Nondescript record book contains Olive Hill Missionary Society minutes from 1900s

Missionary Society

A small non-descript “Record” book as recently resurfaced.  This book, purchased for $1.00, contains the “Minutes of Missionary Society.” This Missionary Society was the women’s group of the Olive Hill Church. The first entry is simply dated, “Nov – 1919.” 

In 1919, the Olive Hill Church was already 53 years old. The church building was located in the northeast corner of what was and still is, the Olive Hill Cemetery. Ten years later a new church building would be built a half mile north. Today the 146-year-old congregation still worships in that building on the southeast corner of the intersection of 190 Road and Birch Road in Montana Township, Jewell County, Kansas.

But in 1919, the women of the congregation were ready to organize their own group, a “Missionary Society.”  The first sentence in the record book states “Society was Organized at the home of Mrs. Myrtle Roe.” The exact date in November is not recorded.

Officers elected were: Mrs. Eva Green, president; Mrs. Ida Slates, vice president;  Mrs. Rose Donahoo, secretary;  Mrs. Ila Craven, treasurer-corresponding secretary;  Mrs. Rhoda Roe and Mrs. Emma Warren, committee to frame the constitution.

A membership list for 1920, the organization’s first year, contains 27 names. Surnames included: Roe, Donahoo, Slates, Shaw, Ackley, Green, Craven, Turner, Warren, Bendusky, Kamm, Shaffer, Maxwell, Blackstone, Burnell, Headrick, Douthett, Gilchrist and Colicott.
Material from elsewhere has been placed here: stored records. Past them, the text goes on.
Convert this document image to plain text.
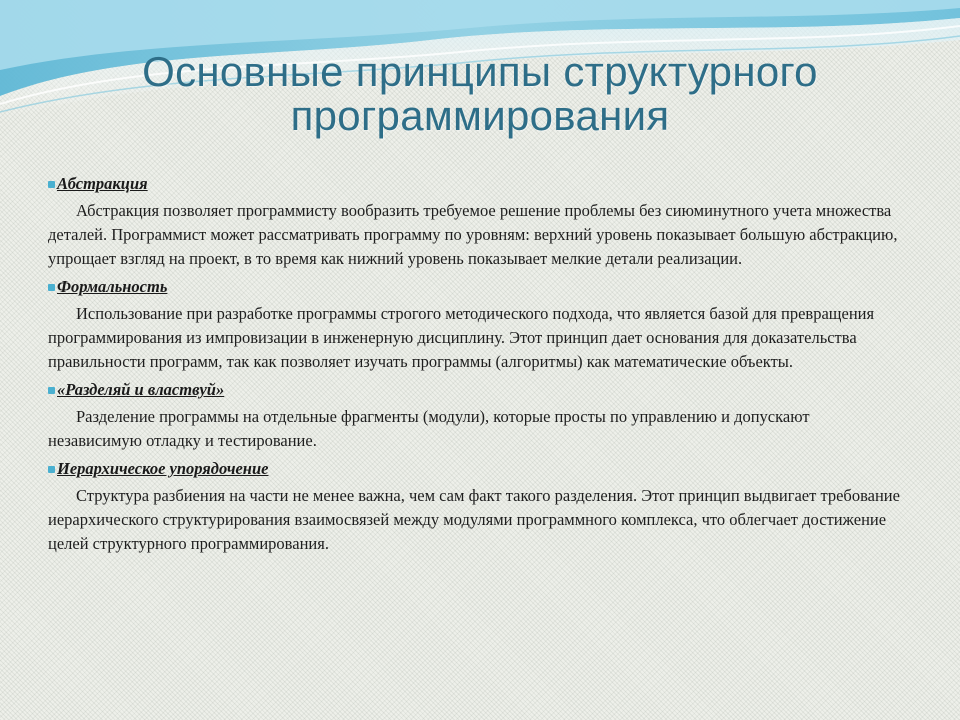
Основные принципы структурного
программирования
Абстракция

Абстракция позволяет программисту вообразить требуемое решение проблемы без сиюминутного учета множества деталей. Программист может рассматривать программу по уровням: верхний уровень показывает большую абстракцию, упрощает взгляд на проект, в то время как нижний уровень показывает мелкие детали реализации.

Формальность

Использование при разработке программы строгого методического подхода, что является базой для превращения программирования из импровизации в инженерную дисциплину. Этот принцип дает основания для доказательства правильности программ, так как позволяет изучать программы (алгоритмы) как математические объекты.

«Разделяй и властвуй»

Разделение программы на отдельные фрагменты (модули), которые просты по управлению и допускают независимую отладку и тестирование.

Иерархическое упорядочение

Структура разбиения на части не менее важна, чем сам факт такого разделения. Этот принцип выдвигает требование иерархического структурирования взаимосвязей между модулями программного комплекса, что облегчает достижение целей структурного программирования.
These women met monthly, in each other’s homes or the church, for devotions, singing and prayer. Solos were sung, dramas presented, readings given, poems recited and scriptures read. Lessons were given on such topics as China, Puerto Rico, Latin America and Africa. During the 20s and 30s the Olive Hill Cradle Roll was maintained by the group.

Dues were 10 cents a meeting – all duly recorded in the Record Book when paid. Those dimes became more precious as the hard times of the 1930s rolled on. But the dimes, though sometimes nickels, were devotedly given.

What transpired throughout the next years is not entirely known, what is known is the group, now 103 years old, still actively exists. Now it is called the Olive Hill Ladies Missionary Group.  It meets, generally monthly, in the Olive Hill Church for devotions, prayers, lessons and service projects. 

Currently, Carol Waters is the chairwoman of the group. The service projects vary, collecting disposable diapers is a current one. This past month the group collected 30 boxes to donate to Operation Christmas Child. 

This writer was delighted to review this small piece of history. My grandmothers, Della Peck Roe and Ethel Warren Headrick are both named in the records. All four of my great-grandmothers, Jennie Elliott Peck, Rhoda Gates Roe, Sarah Tibbetts Headrick and Emma Bacon Warren plus other relatives were also part of the Missionary Society that saw its beginnings in 1919.

Trivia: The two women who were to develop a constitution for the group in 1919, were good friends as well as this writer’s great-grandmothers.  Though friends, they probably would never have guessed that 30 years later in 1949, the Olive Hill Church would witness the marriage of my parents - Ilene Roe (the granddaughter of Rhoda Roe) and Rex Headrick (the grandson of Emma Warren).